Segundo o banco, trata-se da décima quinta reposição realizada pelo ADF (ADF-15), que representa um aumento de 32% em relação ao ciclo anterior.

“É um forte sinal de confiança no Fundo, que é a janela de concessão do Grupo do Banco Africano de Desenvolvimento”, lê-se na nota.

O ADF-15 abrange o período 2020-2022 e vai apoiar os países mais vulneráveis no continente africano “combatendo as causas principais da fragilidade, fortalecendo a resiliência e integrando questões transversais”, salienta a nota, acrescentando que “prestará atenção especial à igualdade de género, mudança climática, setor privado e promoção da boa governação.”

O investimento anunciado será direcionado especificamente para regiões como o Sahel, que terão um aumento de 23% nos recursos do ADF no próximo período, salienta o BAD.

Nos próximos três anos, acrescenta, o Fundo ampliará as suas intervenções com projetos “ousados e profundamente transformadores”, com destaque para o ?Desert to Power’, que visa transformar a região do Sahel “na maior zona de produção solar do mundo, com uma capacidade de geração solar de 10.000MW e 250 milhões de pessoas conectadas à rede elétrica.”

Como parte da iniciativa, o Projeto de Eletrificação Rural de Yeleen, no Burkina Faso, deve dar acesso a eletricidade a 150.000 famílias, enquanto que o Projeto Djermaya, no Chade, gerará 10% da capacidade de energia do Chade, destaca aquela instituição financeira africana.

O Fundo Africano de Desenvolvimento compreende 32 estados contribuintes e beneficia 37 países.

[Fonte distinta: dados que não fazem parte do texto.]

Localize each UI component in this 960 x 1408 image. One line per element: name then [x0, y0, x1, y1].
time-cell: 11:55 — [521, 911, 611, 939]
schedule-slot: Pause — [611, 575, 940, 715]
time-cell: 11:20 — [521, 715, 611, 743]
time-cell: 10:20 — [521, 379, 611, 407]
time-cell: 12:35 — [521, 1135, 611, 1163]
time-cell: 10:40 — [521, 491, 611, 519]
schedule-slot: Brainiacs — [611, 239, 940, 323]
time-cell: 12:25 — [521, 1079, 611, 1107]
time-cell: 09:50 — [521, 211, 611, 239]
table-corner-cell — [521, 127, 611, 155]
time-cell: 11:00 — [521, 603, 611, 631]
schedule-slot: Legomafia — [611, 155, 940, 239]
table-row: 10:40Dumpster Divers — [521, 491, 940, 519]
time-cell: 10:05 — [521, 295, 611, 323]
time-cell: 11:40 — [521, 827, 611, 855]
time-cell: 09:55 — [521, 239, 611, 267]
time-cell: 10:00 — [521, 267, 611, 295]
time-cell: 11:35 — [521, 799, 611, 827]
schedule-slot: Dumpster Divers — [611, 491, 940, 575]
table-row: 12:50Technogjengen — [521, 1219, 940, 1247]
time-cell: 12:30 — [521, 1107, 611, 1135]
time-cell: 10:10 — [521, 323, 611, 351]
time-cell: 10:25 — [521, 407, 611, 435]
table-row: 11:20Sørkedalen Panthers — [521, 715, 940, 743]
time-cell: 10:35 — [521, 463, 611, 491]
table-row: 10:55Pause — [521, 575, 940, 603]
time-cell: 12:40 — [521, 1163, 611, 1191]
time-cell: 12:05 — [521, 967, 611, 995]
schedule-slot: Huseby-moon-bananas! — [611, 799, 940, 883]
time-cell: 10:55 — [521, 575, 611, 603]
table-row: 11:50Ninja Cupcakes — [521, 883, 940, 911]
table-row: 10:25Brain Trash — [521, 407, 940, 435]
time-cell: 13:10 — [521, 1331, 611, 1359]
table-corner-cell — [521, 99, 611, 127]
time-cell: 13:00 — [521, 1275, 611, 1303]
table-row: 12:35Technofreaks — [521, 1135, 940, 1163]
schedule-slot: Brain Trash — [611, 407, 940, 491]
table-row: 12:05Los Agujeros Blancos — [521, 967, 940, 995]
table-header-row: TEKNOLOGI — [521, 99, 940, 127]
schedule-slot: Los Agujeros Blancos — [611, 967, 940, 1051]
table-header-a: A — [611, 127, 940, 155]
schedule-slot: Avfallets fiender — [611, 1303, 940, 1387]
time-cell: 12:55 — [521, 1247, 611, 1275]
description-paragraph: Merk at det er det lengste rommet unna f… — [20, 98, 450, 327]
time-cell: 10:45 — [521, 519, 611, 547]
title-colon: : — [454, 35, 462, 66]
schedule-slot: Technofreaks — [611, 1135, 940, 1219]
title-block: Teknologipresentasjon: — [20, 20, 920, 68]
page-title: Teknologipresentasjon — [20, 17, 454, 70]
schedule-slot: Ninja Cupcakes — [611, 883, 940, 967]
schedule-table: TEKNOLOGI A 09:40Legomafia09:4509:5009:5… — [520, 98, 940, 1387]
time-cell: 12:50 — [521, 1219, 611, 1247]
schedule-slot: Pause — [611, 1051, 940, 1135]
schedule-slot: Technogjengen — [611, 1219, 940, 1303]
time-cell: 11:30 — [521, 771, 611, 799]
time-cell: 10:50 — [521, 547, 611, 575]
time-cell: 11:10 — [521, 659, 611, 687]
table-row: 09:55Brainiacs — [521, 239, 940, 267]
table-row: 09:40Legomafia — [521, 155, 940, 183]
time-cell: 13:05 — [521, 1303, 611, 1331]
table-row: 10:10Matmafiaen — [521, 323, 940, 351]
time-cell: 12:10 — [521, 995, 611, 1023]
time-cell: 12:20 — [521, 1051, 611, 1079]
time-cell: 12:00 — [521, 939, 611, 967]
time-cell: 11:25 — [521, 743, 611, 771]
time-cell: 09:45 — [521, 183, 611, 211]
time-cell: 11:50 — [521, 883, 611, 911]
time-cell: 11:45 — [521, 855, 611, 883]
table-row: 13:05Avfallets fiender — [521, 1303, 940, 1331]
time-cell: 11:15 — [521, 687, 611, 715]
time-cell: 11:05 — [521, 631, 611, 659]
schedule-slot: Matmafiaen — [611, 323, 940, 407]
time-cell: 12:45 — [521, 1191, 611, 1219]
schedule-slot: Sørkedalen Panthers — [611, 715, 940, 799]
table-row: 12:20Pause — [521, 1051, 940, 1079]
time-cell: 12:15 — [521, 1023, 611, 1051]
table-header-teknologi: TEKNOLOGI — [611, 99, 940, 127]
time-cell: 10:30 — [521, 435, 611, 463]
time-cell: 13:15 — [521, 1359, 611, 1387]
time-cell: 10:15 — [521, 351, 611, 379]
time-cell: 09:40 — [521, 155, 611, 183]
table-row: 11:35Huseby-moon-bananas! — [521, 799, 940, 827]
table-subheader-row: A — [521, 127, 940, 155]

De acordo com o BAD, a reposição dos recursos do Fundo é efetuada a cada três anos e entre os beneficiários contam-se “países com taxas de crescimento mais elevadas, virados para novos mercados emergentes e estados frágeis que necessitam de apoio especial para a prestação de serviços básicos”.

O comunicado destaca que desde 2010, o Fundo Africano de Desenvolvimento do BAD melhorou o acesso à eletricidade para 10,9 milhões de pessoas; forneceu infraestruturas e insumos agrícolas a 90 milhões de pessoas – incluindo 43 milhões de mulheres; melhorou o acesso a mercados e ligações entre países para 66,6 milhões de pessoas; reabilitou mais de 2.300 km de estradas transfronteiriças e melhorou o acesso à água e saneamento para 35,8 milhões de pessoas no continente africano.

Todavia, o banco não especificou os países alvo das ações descritas.